First, we need to calculate \( r/n \):

\[ \frac{r}{n} = \frac{0.069}{12} \approx 0.00575 \]

Next, calculate \( nt \):

\[ nt = 12 \times 4 = 48 \]

Now, we calculate \( (1 + (r/n))^{nt} \):

\[ 1 + \frac{r}{n} = 1 + 0.00575 \approx 1.00575 \] \[ (1.00575)^{48} \approx 1.2987 \]

Now we can substitute everything into the formula for \( P \):

\[ P = \frac{14790 \times 0.00575 \times 1.2987}{1.2987 - 1} \]

Calculating the numerator:

\[ 14790 \times 0.00575 \times 1.2987 \approx 109.14185 \]

And the denominator:

\[ 1.2987 - 1 \approx 0.2987 \]

Now, calculate \( P \):

\[ P \approx \frac{109.14185}{0.2987} \approx 365.27 \]
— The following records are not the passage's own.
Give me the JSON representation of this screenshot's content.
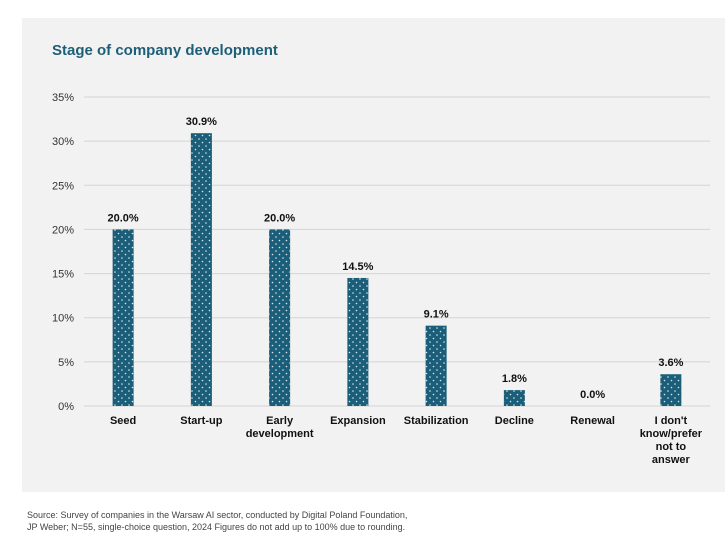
{
  "chart_data": {
    "type": "bar",
    "title": "Stage of company development",
    "categories": [
      "Seed",
      "Start-up",
      "Early development",
      "Expansion",
      "Stabilization",
      "Decline",
      "Renewal",
      "I don't know/prefer not to answer"
    ],
    "category_lines": [
      [
        "Seed"
      ],
      [
        "Start-up"
      ],
      [
        "Early",
        "development"
      ],
      [
        "Expansion"
      ],
      [
        "Stabilization"
      ],
      [
        "Decline"
      ],
      [
        "Renewal"
      ],
      [
        "I don't",
        "know/prefer",
        "not to",
        "answer"
      ]
    ],
    "values": [
      20.0,
      30.9,
      20.0,
      14.5,
      9.1,
      1.8,
      0.0,
      3.6
    ],
    "value_labels": [
      "20.0%",
      "30.9%",
      "20.0%",
      "14.5%",
      "9.1%",
      "1.8%",
      "0.0%",
      "3.6%"
    ],
    "ylim": [
      0,
      35
    ],
    "yticks": [
      0,
      5,
      10,
      15,
      20,
      25,
      30,
      35
    ],
    "ytick_labels": [
      "0%",
      "5%",
      "10%",
      "15%",
      "20%",
      "25%",
      "30%",
      "35%"
    ],
    "xlabel": "",
    "ylabel": "",
    "grid": true,
    "bar_color": "#1b5e79"
  },
  "source": {
    "line1": "Source: Survey of companies in the Warsaw AI sector, conducted by Digital Poland Foundation,",
    "line2": "JP Weber; N=55, single-choice question, 2024 Figures do not add up to 100% due to rounding."
  }
}
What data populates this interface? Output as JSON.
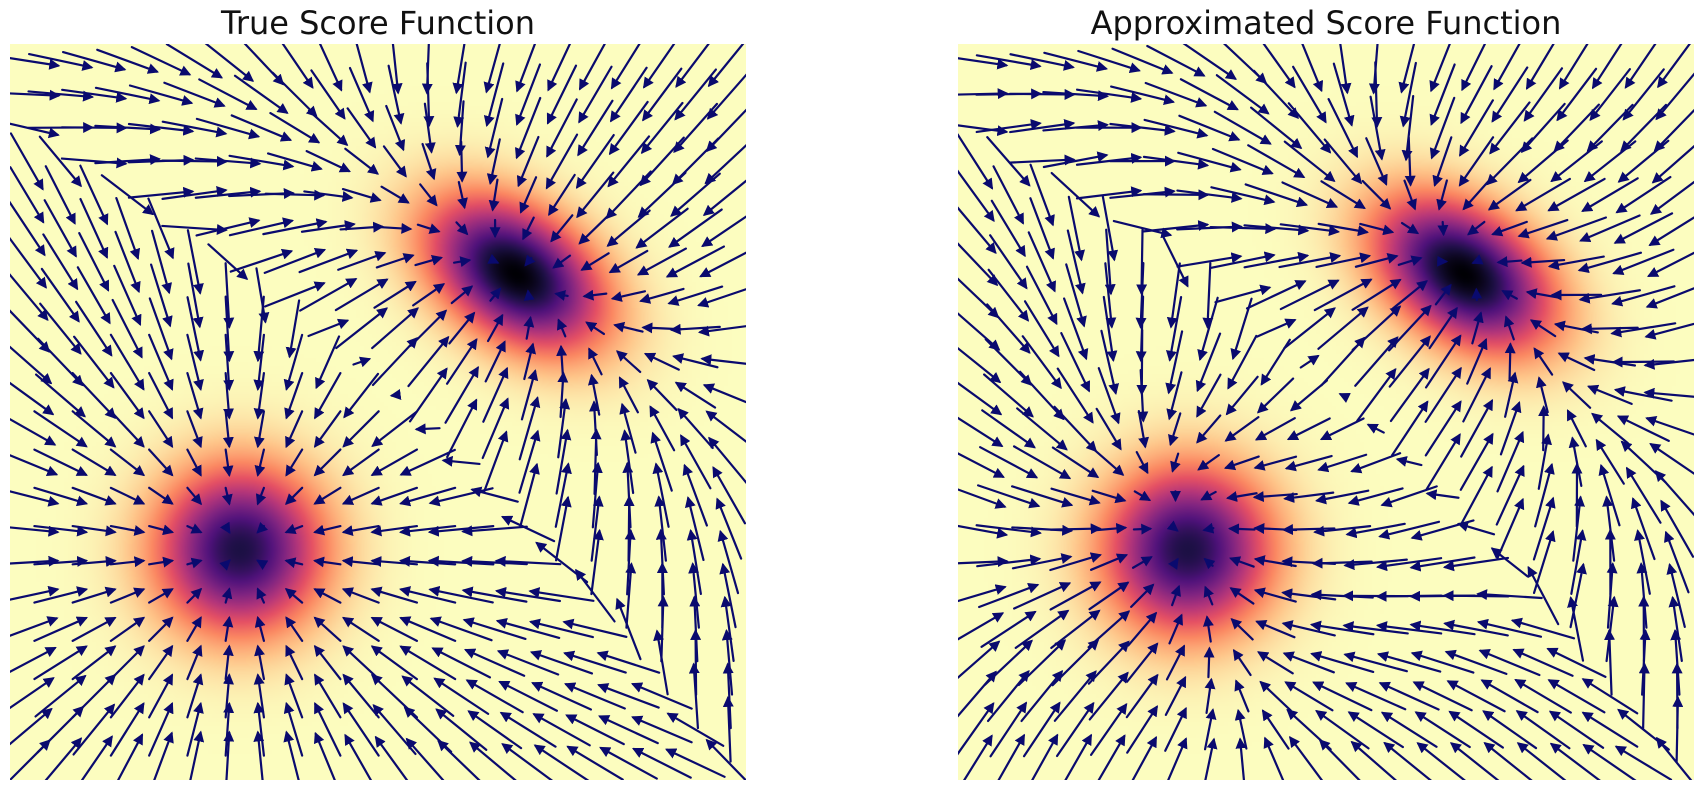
{
  "colors": {
    "arrow": "#0a0a6e",
    "colormap": [
      "#000004",
      "#1c1044",
      "#4f127b",
      "#812581",
      "#b5367a",
      "#e55064",
      "#fb8761",
      "#fec287",
      "#fcfdbf"
    ]
  },
  "chart_data": [
    {
      "type": "quiver",
      "title": "True Score Function",
      "axes_visible": false,
      "grid": false,
      "xlim": [
        -4,
        4
      ],
      "ylim": [
        -4,
        4
      ],
      "background": "density heatmap (magma_r)",
      "mixture_components": [
        {
          "mean": [
            1.5,
            1.5
          ],
          "std": [
            0.7,
            0.45
          ],
          "angle_deg": -35
        },
        {
          "mean": [
            -1.5,
            -1.5
          ],
          "std": [
            0.6,
            0.6
          ],
          "angle_deg": 0
        }
      ],
      "field": "true score (gradient of log density)",
      "arrow_grid": [
        22,
        22
      ]
    },
    {
      "type": "quiver",
      "title": "Approximated Score Function",
      "axes_visible": false,
      "grid": false,
      "xlim": [
        -4,
        4
      ],
      "ylim": [
        -4,
        4
      ],
      "background": "density heatmap (magma_r)",
      "mixture_components": [
        {
          "mean": [
            1.5,
            1.5
          ],
          "std": [
            0.7,
            0.45
          ],
          "angle_deg": -35
        },
        {
          "mean": [
            -1.5,
            -1.5
          ],
          "std": [
            0.6,
            0.6
          ],
          "angle_deg": 0
        }
      ],
      "field": "approximated score (learned)",
      "arrow_grid": [
        22,
        22
      ]
    }
  ]
}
Therefore, the monthly payment is approximately:

\[ P \approx 365.27 \]

Based on the choices given, it seems there's a mismatch with the calculated number. The closest amount that we can find from the original options would not perfectly match, but it’s essential to double-check the parameters and the operations if any clarifications or adjustments would yield your expected values.

However, based on the options presented, none of them are exactly matching the computed result from the formula application. Please revise any potential input or selection mistakes.